Special Agent saves crash victims from roadside blaze

  • Published
  • By Thomas Brading
  • AFOSI Public Affairs

By the time neighbors saw smoke curling over the ridge, Special Agent Zachary Angelo was already in his truck racing toward it.

Just after 9:20 a.m., Sept. 20, the Angelo family were in the middle of an ordinary morning, with bacon sizzling on the stove. A curl of smoke triggered the detector, so they opened the windows to clear the air.

Upstairs, Angelo’s son had set down his video game to read a book. With his gaming headset off and the window open, he was the only one in the house who heard tires screeching and the sharp snap of metal against a tree, Angelo said.

The child went to the living room and told his parents he thought there had been a crash.

From the porch, Angelo and his wife couldn’t see the accident, but they spotted smoke rising above the ridge and faintly heard cries for help. Angelo, a former firefighter and EMT, told his wife to stay with the children as he got in his truck and drove toward the hill.

At the crest of the hill, Angelo found cars stopped at odd angles, drivers frozen, eyes fixed on the wreck ahead. A mid-sized SUV had left the road and crumpled against a tree. Flames rolled from the engine compartment as the heat hit in waves, he said.

A young man in his early 20s was already on scene, he added.

“The man had smashed the back driver’s side window with a jack and told the driver, a woman in her 20s, to climb to the back seat and unlock the door so he could help her out,” he said. “But the front passenger remained trapped, her legs crushed beneath the collapsed dashboard.”

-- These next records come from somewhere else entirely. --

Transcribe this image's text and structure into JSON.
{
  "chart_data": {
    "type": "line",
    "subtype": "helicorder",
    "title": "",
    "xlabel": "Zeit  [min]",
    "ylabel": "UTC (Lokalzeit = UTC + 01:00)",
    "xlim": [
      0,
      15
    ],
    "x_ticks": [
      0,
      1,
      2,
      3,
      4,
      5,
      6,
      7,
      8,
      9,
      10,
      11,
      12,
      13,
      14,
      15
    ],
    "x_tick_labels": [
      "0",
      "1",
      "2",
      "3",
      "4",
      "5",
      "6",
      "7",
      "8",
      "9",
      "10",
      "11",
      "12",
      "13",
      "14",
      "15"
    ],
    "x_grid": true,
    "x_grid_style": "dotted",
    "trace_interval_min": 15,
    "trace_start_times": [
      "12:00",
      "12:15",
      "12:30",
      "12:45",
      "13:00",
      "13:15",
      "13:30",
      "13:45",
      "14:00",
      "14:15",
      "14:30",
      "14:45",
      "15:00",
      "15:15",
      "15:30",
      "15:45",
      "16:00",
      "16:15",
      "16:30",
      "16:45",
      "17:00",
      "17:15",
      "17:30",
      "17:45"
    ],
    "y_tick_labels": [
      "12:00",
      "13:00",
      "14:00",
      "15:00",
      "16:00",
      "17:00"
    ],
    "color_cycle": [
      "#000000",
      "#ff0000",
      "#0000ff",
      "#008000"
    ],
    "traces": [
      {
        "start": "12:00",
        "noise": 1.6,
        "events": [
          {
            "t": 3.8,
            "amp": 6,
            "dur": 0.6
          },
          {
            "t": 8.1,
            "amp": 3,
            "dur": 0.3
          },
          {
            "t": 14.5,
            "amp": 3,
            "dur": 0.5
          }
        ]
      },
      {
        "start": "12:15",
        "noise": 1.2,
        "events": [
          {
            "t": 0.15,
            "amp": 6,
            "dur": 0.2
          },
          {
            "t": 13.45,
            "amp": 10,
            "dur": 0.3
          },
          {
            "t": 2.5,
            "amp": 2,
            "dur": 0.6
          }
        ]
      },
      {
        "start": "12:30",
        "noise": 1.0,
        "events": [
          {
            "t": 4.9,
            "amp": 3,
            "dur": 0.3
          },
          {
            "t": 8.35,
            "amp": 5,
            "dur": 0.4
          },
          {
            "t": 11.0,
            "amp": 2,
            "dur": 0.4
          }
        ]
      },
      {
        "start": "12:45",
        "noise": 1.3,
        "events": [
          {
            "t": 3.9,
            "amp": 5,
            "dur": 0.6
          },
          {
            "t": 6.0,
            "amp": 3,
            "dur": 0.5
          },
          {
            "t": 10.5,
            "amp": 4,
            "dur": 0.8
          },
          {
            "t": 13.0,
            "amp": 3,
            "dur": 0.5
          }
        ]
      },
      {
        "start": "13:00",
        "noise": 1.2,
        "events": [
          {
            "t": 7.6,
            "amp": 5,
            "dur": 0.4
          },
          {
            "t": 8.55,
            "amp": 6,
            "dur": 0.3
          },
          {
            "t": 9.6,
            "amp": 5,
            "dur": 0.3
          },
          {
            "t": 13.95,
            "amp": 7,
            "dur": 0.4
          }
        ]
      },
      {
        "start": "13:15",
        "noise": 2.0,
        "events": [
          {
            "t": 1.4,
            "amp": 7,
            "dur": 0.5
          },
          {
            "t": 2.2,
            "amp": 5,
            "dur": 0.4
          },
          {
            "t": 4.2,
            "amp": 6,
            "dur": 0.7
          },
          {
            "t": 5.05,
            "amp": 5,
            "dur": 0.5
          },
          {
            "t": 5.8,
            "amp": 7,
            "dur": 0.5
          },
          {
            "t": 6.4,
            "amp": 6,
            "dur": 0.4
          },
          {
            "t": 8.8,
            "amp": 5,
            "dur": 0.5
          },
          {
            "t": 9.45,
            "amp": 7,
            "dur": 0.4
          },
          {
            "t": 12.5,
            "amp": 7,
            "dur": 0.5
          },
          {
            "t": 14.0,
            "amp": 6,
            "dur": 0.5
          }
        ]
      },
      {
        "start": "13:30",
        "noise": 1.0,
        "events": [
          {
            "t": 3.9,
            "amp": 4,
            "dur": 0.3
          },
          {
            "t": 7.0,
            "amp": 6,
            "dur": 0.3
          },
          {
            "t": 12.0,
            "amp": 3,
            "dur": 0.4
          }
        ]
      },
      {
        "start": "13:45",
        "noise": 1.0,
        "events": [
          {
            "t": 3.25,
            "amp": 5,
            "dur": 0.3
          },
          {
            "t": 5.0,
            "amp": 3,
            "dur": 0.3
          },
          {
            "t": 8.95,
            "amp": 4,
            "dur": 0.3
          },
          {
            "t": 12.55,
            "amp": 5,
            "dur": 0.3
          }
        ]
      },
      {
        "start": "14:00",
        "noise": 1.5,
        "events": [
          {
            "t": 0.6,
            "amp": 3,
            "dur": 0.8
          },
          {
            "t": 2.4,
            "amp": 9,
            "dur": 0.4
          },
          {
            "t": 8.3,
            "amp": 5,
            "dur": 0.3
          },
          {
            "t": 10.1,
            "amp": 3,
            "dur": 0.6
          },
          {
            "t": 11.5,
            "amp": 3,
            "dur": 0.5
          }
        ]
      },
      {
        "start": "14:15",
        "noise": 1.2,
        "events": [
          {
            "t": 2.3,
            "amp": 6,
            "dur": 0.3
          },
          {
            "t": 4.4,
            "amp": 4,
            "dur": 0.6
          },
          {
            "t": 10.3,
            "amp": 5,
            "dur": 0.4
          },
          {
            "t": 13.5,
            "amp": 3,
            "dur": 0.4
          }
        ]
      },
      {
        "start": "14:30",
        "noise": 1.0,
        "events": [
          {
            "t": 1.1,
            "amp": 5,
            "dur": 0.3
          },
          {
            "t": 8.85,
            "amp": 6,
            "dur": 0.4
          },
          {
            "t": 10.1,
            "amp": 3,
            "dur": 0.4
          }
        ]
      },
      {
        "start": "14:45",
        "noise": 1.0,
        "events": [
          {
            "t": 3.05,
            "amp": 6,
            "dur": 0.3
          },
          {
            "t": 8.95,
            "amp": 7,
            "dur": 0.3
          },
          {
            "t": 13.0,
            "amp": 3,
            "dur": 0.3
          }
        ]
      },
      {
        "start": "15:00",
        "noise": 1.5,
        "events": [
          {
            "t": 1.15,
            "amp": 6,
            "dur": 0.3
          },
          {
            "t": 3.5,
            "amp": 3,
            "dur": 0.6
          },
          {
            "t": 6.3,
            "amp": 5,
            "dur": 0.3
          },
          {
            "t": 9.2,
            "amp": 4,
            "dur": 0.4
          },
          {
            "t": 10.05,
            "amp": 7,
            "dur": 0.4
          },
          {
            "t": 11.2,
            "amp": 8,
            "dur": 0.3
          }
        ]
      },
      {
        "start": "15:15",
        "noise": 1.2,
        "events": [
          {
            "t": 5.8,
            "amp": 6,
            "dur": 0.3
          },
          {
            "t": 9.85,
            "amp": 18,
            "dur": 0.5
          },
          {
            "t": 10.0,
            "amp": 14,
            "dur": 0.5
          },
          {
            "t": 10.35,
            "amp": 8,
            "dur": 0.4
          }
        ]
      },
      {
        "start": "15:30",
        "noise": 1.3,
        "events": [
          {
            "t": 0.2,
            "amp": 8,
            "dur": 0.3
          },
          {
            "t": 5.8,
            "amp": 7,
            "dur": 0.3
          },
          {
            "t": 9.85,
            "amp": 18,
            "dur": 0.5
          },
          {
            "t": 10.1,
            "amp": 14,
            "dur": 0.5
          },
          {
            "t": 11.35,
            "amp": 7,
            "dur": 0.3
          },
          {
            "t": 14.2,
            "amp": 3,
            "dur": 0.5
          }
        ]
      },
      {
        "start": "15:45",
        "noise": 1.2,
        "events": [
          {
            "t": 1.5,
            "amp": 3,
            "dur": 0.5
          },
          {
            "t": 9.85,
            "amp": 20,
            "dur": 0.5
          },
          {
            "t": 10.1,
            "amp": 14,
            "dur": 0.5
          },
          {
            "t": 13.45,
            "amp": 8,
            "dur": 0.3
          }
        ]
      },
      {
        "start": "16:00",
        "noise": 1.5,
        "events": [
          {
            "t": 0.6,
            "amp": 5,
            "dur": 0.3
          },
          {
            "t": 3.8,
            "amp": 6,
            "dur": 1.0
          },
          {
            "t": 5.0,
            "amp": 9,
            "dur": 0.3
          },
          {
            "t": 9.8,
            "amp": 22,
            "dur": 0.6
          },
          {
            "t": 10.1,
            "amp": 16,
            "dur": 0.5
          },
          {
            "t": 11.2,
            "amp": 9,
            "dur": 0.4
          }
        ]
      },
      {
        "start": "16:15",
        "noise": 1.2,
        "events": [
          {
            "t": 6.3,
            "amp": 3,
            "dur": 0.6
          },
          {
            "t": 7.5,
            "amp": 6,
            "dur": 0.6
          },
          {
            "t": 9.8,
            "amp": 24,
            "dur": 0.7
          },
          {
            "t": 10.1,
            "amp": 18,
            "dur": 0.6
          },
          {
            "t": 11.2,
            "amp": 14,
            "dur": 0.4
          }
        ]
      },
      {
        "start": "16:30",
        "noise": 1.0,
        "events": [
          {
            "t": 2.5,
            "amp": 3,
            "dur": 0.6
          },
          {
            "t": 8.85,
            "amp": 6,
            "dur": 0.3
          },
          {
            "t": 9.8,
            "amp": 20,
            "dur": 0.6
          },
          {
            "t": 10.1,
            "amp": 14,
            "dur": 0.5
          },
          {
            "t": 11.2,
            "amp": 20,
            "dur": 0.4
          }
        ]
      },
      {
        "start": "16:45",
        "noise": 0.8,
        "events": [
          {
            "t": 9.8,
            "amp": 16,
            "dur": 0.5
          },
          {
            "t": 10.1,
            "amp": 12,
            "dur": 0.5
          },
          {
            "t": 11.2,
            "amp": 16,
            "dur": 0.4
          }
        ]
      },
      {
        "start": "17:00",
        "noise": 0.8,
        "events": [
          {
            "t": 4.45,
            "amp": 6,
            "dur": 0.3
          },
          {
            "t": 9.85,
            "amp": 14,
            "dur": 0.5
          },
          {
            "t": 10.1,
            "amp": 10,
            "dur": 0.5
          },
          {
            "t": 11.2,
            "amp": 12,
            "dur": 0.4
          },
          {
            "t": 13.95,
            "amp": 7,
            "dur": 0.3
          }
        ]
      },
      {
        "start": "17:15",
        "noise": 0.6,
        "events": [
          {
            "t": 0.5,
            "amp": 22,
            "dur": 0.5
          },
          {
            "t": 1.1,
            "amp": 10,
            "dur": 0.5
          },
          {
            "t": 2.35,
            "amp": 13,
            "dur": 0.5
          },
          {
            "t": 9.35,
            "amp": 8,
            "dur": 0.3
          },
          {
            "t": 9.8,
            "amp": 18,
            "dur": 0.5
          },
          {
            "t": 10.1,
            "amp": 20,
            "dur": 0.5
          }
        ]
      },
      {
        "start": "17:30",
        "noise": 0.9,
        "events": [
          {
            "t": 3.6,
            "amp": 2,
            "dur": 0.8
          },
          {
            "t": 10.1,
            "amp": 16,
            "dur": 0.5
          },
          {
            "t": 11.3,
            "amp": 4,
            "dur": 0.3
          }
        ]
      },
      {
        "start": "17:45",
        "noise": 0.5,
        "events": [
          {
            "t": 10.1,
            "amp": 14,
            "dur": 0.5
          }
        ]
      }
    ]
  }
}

Angelo told a bystander to call 911, then moved toward the SUV.

“I told the guy he needed to get out of the vehicle,” Angelo said. “He turned to me and said he couldn’t get her out, and at that point I told him to step back and let me get into the vehicle.”

From the back seat, Angelo tried to pull her loose, but her legs were wedged tight. When that didn’t work, he went over the center console and seats to reach the passenger compartment.

“The passenger was conscious but panicked, screaming that her legs were trapped,” Angelo said. “On the first pull, nothing moved.”

With only his arms to work in the cramped space, he pulled again until one leg came free, then the other. He lifted her over the shattered console, into the back seat and out the rear door into waiting hands, Angelo said.

“Hold her steady, keep her spine still,” he instructed bystanders, before he turned back and helped move the driver the flames.

“Training takes over,” he said later. “Short commands or giving tasks, one at a time.”

That calm under pressure came from years of experience, Angelo said, which began volunteering with the Huntingtown Volunteer Fire Department in Maryland at 15, where he earned EMT, firefighter and rescue technician certifications while still in high school.

After graduation, he worked full-time as an EMT, logging four years of roadside rescues.

“You learn to make it as safe as you can, direct helpers and stabilize the injured,” he said. “But in all those calls, I’d never pulled someone from a burning car. This was a first for me.”

According to Angelo, it was about 1.5 to 2 minutes after the women were pulled out that the SUV was fully engulfed in flames. Small explosions cracked from the hood. A fire engine arrived afterward, smothering the worst of it.

In a nearby field, two medical helicopters dropped low, rotors flattening the grass.

Angelo assisted EMTs in immobilizing one of the women on a spine board before helping lift her onto a stretcher and toward the aircraft, he said. Both women were flown to Vanderbilt University Medical Center in Nashville with severe but survivable injuries.

Despite the dramatic rescue, he resists the word hero. Instead, he credits the string of small moments that placed his family in position to hear the crash, from the bacon burning, the windows open and his son’s headset being pulled off at the right time.

“If not for that,” Angelo said, “I wouldn’t have been there in time.”

But, according to Special Agent Craig Hotaling, AFOSI PJ Det. 3 Special Agent-in-Charge, that humility reflects his character.

“Zach approaches every challenge with humility and composure,” Hotaling said. “The way he responded that day is the same way he approaches our work, by being calm under pressure and focused on protecting others.”

Most days, at AFOSI PJ, Angelo defends others from threats they cannot see, like coordinating counterintelligence and guarding sensitive programs with bases and defense companies in Tennessee and northern Alabama.

“Special Agent Angelo’s actions are a reminder that our people are always ready to serve, whether its national security or saving lives in their own community,” said Special Agent Lee Russ, AFOSI PJ executive director. “His response under pressure reflects the professionalism we expect of all our agents at AFOSI PJ.”